Quizá la Navidad es para los niños y por eso es la infancia. Pero cuando ya no puedas mas aguanta estoicamente y sin pestañear el concurso de saltos de esquí de la mañana del día 1 y "Que bello es vivir" de Frank Capra la madrugada del 24, "no me pegue en el oído, no me pegue en el oído"; si este año no la emiten en la programación habitual la pongo en el DVD, pero no falto a las tradiciones. Que nada se tuerza, nada como una buena entrada de Año disfrutando de los placeres habituales que la Navidad nos ofrece. Ah, y que llueva para que no podáis esquiar...





Thursday, December 14, 2006

Polga. La que se nos viene encima- Obuaro 70

La que se nos viene encima

Y ya queda menos para el próximo año
un año mas que es lo mismo que un año menos
nada espero de él… algún susto,más sinsabores¡
¡la que se nos viene encima!

!y un nuevo descenso a los abismos,
que nunca se ha llegado demasiado abajo
el fondo no llega
y es oscuro y negro, se hace largo.

sólo espero
poder hacer algún exceso, cada vez menos
por cuestiones de salud y de peso,
reír a veces
y poder mantener el sentido del humor
que es lo único que me salva
de los demás, de mi misma,
del suicidio y otras suertes.

salvarse, redimirse,
obtener el beneplácito de los dioses…
demasiado tarde
ya todo esta perdido mejor
ya todo es completamente inaprensible
porque para perder
hay que haber tenido
y yo solo soñaba que tendría,
y siempre antes de tener
perdía.

Y ya queda menos para el próximo año
¡la que se nos viene encima!,
alucina vecina;
chúpate esa vecina
y sin pedirlo a los Reyes Magos,
que supe en su día que no existían
pero ahora sé que
tampoco son los padres.

Friday, December 08, 2006

Vicente Gallego.

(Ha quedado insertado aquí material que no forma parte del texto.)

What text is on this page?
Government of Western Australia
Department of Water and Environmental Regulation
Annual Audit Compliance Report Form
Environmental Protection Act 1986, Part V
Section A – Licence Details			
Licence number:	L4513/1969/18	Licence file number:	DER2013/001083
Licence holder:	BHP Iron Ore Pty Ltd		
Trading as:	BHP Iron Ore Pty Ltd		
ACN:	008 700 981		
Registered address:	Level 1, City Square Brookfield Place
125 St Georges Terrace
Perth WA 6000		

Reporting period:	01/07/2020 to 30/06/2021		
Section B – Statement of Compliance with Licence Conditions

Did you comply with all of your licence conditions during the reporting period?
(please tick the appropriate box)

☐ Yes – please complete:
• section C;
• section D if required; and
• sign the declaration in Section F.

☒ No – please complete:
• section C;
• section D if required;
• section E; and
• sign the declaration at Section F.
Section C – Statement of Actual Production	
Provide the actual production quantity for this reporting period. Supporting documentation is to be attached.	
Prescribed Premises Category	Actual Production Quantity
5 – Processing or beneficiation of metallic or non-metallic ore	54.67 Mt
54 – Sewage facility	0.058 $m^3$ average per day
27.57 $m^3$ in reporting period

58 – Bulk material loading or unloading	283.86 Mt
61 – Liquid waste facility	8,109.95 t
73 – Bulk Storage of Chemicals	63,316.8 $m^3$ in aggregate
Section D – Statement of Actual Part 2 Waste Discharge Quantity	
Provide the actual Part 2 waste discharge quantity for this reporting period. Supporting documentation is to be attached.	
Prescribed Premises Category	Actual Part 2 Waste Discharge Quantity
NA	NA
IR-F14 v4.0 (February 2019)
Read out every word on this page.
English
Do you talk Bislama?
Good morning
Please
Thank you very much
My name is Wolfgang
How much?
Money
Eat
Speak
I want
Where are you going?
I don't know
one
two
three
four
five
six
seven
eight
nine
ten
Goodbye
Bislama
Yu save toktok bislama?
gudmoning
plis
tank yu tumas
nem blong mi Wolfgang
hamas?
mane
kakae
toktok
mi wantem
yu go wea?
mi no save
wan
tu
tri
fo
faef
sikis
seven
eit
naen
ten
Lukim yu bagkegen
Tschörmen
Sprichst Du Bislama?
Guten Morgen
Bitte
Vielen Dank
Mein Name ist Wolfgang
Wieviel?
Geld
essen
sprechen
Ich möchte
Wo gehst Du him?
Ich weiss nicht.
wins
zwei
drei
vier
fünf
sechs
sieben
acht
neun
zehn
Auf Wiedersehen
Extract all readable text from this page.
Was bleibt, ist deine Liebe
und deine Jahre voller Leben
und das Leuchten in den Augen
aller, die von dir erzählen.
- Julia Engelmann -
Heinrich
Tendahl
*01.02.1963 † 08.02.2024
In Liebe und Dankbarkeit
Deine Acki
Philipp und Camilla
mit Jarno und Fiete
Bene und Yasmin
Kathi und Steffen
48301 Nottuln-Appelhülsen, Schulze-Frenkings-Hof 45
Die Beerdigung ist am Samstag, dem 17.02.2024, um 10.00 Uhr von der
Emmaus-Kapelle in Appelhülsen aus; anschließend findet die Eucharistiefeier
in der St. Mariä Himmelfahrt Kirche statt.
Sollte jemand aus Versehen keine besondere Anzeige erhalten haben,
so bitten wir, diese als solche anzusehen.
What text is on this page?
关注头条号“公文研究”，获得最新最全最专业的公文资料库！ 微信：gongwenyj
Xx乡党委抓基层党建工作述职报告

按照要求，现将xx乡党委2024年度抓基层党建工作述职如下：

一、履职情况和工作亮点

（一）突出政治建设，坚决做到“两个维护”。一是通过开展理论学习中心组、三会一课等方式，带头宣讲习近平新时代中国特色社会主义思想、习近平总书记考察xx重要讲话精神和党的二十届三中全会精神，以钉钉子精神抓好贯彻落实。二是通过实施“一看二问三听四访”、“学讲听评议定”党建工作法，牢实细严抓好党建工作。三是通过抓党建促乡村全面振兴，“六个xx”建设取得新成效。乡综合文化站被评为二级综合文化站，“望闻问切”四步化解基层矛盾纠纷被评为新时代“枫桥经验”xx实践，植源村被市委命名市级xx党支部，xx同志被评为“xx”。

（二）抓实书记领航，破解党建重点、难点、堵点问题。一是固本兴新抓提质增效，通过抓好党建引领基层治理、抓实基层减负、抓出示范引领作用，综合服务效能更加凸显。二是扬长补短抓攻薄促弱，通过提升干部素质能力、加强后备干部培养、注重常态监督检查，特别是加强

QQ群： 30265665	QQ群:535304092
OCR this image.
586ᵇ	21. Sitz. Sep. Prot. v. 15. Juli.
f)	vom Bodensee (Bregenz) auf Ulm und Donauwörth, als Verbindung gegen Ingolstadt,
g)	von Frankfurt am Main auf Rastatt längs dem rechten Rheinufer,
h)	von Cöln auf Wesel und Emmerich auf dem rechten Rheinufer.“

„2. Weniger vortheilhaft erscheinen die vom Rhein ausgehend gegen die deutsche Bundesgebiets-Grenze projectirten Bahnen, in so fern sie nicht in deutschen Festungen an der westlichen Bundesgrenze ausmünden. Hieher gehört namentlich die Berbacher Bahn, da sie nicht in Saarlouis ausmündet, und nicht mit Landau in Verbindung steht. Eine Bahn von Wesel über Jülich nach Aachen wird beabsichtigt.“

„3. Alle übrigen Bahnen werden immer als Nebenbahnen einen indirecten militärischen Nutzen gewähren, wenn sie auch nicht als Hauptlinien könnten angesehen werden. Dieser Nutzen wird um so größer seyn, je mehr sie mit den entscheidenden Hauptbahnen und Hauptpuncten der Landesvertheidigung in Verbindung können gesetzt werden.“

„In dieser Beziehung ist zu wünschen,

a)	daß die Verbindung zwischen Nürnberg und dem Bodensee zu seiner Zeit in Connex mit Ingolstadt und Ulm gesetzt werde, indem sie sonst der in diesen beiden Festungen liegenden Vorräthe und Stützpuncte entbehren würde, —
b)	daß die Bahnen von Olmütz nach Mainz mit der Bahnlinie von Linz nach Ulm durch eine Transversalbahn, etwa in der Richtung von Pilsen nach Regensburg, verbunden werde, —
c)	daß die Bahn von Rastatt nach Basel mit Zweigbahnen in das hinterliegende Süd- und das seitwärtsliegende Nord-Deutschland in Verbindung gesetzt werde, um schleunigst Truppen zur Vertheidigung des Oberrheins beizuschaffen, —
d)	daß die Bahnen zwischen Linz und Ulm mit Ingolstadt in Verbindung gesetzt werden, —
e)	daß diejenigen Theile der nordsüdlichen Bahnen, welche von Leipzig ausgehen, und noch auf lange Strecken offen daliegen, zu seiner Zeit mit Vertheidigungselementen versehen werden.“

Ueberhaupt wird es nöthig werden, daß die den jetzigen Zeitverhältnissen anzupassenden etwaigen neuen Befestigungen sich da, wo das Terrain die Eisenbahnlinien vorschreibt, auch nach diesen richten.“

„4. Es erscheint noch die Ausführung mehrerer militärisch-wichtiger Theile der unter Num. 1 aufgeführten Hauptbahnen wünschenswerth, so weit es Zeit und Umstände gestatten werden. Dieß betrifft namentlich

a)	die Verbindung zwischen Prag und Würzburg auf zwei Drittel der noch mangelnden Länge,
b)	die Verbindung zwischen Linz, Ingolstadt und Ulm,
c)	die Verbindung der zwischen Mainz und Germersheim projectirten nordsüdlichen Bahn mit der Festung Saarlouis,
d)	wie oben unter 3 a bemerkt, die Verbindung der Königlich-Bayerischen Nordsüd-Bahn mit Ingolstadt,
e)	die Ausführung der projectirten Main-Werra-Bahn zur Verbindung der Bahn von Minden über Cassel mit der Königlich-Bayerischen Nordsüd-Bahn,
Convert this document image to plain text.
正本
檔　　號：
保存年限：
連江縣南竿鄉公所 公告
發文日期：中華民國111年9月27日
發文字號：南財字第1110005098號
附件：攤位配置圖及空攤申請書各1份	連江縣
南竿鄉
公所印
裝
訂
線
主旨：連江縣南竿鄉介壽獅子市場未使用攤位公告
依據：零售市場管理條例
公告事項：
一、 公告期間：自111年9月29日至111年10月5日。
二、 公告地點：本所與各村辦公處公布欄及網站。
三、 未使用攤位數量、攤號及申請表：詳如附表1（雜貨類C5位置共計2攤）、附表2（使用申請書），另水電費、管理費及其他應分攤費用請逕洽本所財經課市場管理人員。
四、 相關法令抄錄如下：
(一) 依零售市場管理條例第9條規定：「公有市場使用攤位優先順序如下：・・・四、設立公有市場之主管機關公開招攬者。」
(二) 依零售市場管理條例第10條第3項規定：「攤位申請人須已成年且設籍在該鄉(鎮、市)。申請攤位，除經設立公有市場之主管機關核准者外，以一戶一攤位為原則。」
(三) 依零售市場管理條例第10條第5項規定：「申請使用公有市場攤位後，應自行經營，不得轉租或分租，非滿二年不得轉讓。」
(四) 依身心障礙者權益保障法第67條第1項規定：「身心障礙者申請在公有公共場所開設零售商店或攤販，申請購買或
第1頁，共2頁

Proyectos de futuro- Obuaro 66

Proyectos de futuro- Vicente Gallego

Esta tarde soy rico porque tengo
todo un cielo de plata para mí,
soy dueño también de esa emoción
que es nostalgia a la vez de los días pasados
y una dulce alegría por haberlos vivido.
Cuanto ya me dejó me pertenece
transformado en tristeza, y lo que al fin intuyo
que no habré de alcanzar se ha convertido
en un grato caudal de conformismo.
Mi patrimonio aumenta a cada instante
con lo que voy perdiendo, porque el que vive pierde,
y perder significa haber tenido.
Ya no tengo ambiciones, pero tengo
un proyecto ambicioso como nunca lo tuve:
aprender a vivir sin ambición,
en paz al fin conmigo y con el mundo.

Polga. Seres supérfluos-Obuaro 82

El sol entrando por la ventana se ha empeñado hoy domingo 14 de enero de 2007 varias veces en despertarme. Pero he acabado ganándole la partida y me he levantado a eso del medío día. Pocas personas se pueden permitir este lujo, para que esto que cuento sea posible tienes que ser un ser muy solitario y muy prescindible.
Estas sensaciones de libertad y desapego suelen solo ocurrir cuando se está de viaje de negocios en uno de esos "tiempos muertos", en los que no estás en tu casa y esperas cualquier acontecimiento de trabajo al día siguiente, de pronto te encuentras en un hotel, fuera del mundo, con la única misión de darte un vuelta mapa en mano, si te apetece. Si te ocurren en tu ciudad, en el lugar en el que supuestamente se encuentra tu familia, tus amigos y tus seres queridos, si nadie te molesta, si nadie te quiere ver, ni comer contigo, ni saber de tu vida, ni tan siquiera pedirte un favor, has conseguido lo que no es nada nada fácil, pasar a la categoría que yo denomino "seres supérfluos".
Los seres supérfluos somos esos que si desapareciéramos un buen día nadie nos echaría en falta ni se daría cuenta de nuestra ausencia. Somos de esos seres cuyo cadáver sería descubierto por el sospechoso hedor que se cuela por debajo de la puerta.
Qué solos estamos... pero a cambio siempre podremos dormir una mañana de domingo y engañar al sol que intenta una y otra vez despertarnos para lo que muchos llaman " disfrutar del día".


Sunday, January 14, 2007

Chris Steven desde K OSO. Doctor en Alaska- Obuaro 83

Desde los 570 de OM
Buenos días, aquí Chris en la mañana

Nada es Perfecto

Hechos recientes han hecho que cavile sobre este enigma ontológico; la vida ¿es por azar o es sistemática?. Hoy he optado por la hipótesis sistemática, algebraica si os place. Ojo por ojo, y diente por diente. Como la mayoría de los seres humanos, sólo intento hallarle sentido a las cosas, no se si hoy lo habré conseguido, no se si alguien lo conseguirá. Isaac Newton pensó que el mundo funcionaba como una mecanismo de relojería, como una máquina engrasada. Es una visión consoladora: limpia, ordenada y predecible. Pero es una visión que ha sido hecha pedacitos por la relatividad y la mecánica cuántica, más todos los rollos de la física del siglo XX. El universo es un lugar extraño. Nos estrujamos las meninges desarrollando teorías, ecuaciones y sistemas. ¿Y a dónde nos conducen?. Un sistema es como la cola de la verdad. La verdad es el lagarto, deja su cola en nuestros dedos y se marcha, sabiendo muy bien..... que le crecerá otra..... enseguida. No se,...¿qué podía hacer?. La próxima vez me haré con una moto de impresión, 1.200 centímetros cúbicos. Si alguien quiere deshacerse de alguna que me llame ¿eh?.